My earliest musical influences are the songs my mother and grandfather sang; nursery rhymes and musical scraps and doggerel from the fading British Empire. And then of course, the far away but ubiquitous voices from the radio; a mix of post-war swing, light opera, Broadway show tunes and patriotic anthems, sprinkled with advertising jingles, and once a week on Sundays, a bit of church music on a cracked and wheezing organ with an out of tune choir.

These circumstances pertained, as I recall, until the high tide of my adolescence, which had been building under a seemingly-placid surface for some time, crested and curled and crashed upon me with the full force of a California surfing wave in the jingle jangle morning of the summer of love.

I took my earnings from berry picking and mucking out stalls and sent off for a guitar which had beckoned to me from the pages of a mail-order catalogue.


The initial direction and momentum was provided by Woody Guthrie, Pete Seeger and Peter, Paul and Mary. But after Dylan went electric at Newport, it was the insolent, androgynous non-conformity of Jagger and the charming flippancy of Lennon and McCartney, the quintessential rocker and mods respectively, carried along, of course, by the emerging, consumer-driven, youth culture and, perhaps even more importantly, the economies of scale for popular music made possible by the development in Japan of mass production techniques for the transistor.
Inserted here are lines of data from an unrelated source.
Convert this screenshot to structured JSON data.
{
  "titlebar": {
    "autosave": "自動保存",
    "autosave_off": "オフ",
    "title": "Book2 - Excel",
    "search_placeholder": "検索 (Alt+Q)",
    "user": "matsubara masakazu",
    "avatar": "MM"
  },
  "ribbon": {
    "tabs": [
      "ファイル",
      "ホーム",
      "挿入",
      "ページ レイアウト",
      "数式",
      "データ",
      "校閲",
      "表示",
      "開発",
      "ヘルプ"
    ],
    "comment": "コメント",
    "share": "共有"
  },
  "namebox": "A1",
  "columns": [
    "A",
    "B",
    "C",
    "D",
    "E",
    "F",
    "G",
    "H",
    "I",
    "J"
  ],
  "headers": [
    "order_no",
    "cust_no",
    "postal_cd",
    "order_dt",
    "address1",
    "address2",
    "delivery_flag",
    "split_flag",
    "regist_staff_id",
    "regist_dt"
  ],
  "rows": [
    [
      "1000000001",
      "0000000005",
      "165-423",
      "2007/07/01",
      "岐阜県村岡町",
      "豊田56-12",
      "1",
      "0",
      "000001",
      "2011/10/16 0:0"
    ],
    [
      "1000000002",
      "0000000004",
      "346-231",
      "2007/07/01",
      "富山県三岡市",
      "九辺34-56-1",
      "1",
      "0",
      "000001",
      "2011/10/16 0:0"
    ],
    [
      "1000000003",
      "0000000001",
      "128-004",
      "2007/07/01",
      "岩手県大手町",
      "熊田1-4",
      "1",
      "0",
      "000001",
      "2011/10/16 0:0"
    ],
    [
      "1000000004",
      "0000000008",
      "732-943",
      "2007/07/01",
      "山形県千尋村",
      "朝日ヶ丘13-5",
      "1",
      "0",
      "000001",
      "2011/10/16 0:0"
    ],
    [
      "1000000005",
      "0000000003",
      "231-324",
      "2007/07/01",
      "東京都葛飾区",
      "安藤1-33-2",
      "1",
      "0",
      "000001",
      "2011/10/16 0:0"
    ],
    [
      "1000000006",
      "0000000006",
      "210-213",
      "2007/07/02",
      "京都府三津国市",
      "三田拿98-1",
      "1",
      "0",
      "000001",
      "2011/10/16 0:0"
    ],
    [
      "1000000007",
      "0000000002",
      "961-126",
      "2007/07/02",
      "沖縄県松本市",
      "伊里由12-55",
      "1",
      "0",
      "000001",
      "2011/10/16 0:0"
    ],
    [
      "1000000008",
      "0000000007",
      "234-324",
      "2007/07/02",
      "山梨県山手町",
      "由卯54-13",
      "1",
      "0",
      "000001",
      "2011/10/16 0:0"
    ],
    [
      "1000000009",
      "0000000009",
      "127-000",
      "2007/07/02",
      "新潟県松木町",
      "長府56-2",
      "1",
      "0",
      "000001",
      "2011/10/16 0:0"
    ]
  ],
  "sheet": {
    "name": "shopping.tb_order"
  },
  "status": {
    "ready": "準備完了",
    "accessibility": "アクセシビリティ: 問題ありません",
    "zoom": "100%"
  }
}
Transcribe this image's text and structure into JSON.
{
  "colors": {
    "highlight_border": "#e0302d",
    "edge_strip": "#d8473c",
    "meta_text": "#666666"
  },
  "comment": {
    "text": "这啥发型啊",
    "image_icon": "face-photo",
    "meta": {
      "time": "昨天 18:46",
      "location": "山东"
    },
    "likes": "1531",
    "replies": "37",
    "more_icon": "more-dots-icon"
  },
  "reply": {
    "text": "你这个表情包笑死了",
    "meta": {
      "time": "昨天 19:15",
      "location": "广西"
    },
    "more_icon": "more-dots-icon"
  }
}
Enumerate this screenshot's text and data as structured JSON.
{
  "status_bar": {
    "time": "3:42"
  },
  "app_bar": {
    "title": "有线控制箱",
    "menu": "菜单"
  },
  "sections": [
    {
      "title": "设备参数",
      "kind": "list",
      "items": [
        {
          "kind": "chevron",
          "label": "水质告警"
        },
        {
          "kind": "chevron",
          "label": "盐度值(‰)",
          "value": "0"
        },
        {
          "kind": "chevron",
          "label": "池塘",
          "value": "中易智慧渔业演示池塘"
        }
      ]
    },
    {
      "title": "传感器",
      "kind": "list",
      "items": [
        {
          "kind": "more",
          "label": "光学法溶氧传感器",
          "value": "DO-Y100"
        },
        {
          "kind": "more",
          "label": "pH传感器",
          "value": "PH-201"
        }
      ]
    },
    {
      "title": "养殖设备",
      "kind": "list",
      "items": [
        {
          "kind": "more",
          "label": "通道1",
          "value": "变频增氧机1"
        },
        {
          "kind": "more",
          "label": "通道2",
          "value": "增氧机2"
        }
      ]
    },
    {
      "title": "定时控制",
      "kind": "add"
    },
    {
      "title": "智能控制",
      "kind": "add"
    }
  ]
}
But it didn’t take me very long to progress from there through the blues, first delta, then urban, to a rock, the primary aim of which was to get people moving, nothing more, nothing less, and then on to a music that somehow spanned the North American continent by incorporating both the relaxed, parochial, San Francisco rockabilly of the Grateful Dead and the hip, atonal, New York thrusts and electronic feedback of the Velvet Underground; a frenzy of acid-induced, free-association sound, and from there eventually through the stoned, erotic, revolutionary, Black Jamaican nationalism of reggae, and then, once I’d had the profound revelation that scales are modes and modes are scales, to the cooler precincts surrounding the molten core of post-bop.


As early as the final years of high school, I was earning a part-time living in weekend dance bands, and by backing local folksingers. I paid my way through college this way, and then, through much of the 1970s, drifted into a life touring north-eastern North America as a bass player in anonymous country, rock and jazz bands.


There were highlights, of course, including tours with the revered Canadian folksinger, the late Stan Rogers, the American anti-war icon, Jerry Jeff Walker, and in put-together backing bands for occasional notables, like Chicago blues singers, regional pop stars, and once, through a series of flukes and coincidences, the legendary Stan Getz. This early period also included a stint in a provincial symphony and a very doubtful season with the Ice Capades Orchestra.


For substantial periods of time music took a back seat while I worked at a variety of other jobs in journalism and as a teacher. These assignments took me on a series of remarkable journeys around the world and exposed me to the music of first Latin America, then South Asia and the Middle East, and finally China and the orient. This had a lasting and profound effect on my musical range.


It was in Hong Kong in 1992 that I met and began a decade-long collaboration with the American saxophonist Gordon Mathews. Together we released four albums under the name Hong Kong Silicon Orchestra. The music is highly influenced by the emerging computer-driven synthesizers of that time and at the beginning it was almost pure electronica. Toward the end we were using a lot more traditional instruments as well.


Now, any music that's sincere, that's honest, I tend to like. After all, once, long ago, before electricity and media hype, composers and musicians created and performed music because that is what they loved to do. Blues is fundamental, of course. Not a day goes by that those twelve bars don’t pass through my imagination in one form or another. But I listen across a huge range from jazz to Western classical, and also to all sorts of ethnic music from around the world, together with the inspiration I draw from friends and collaborators.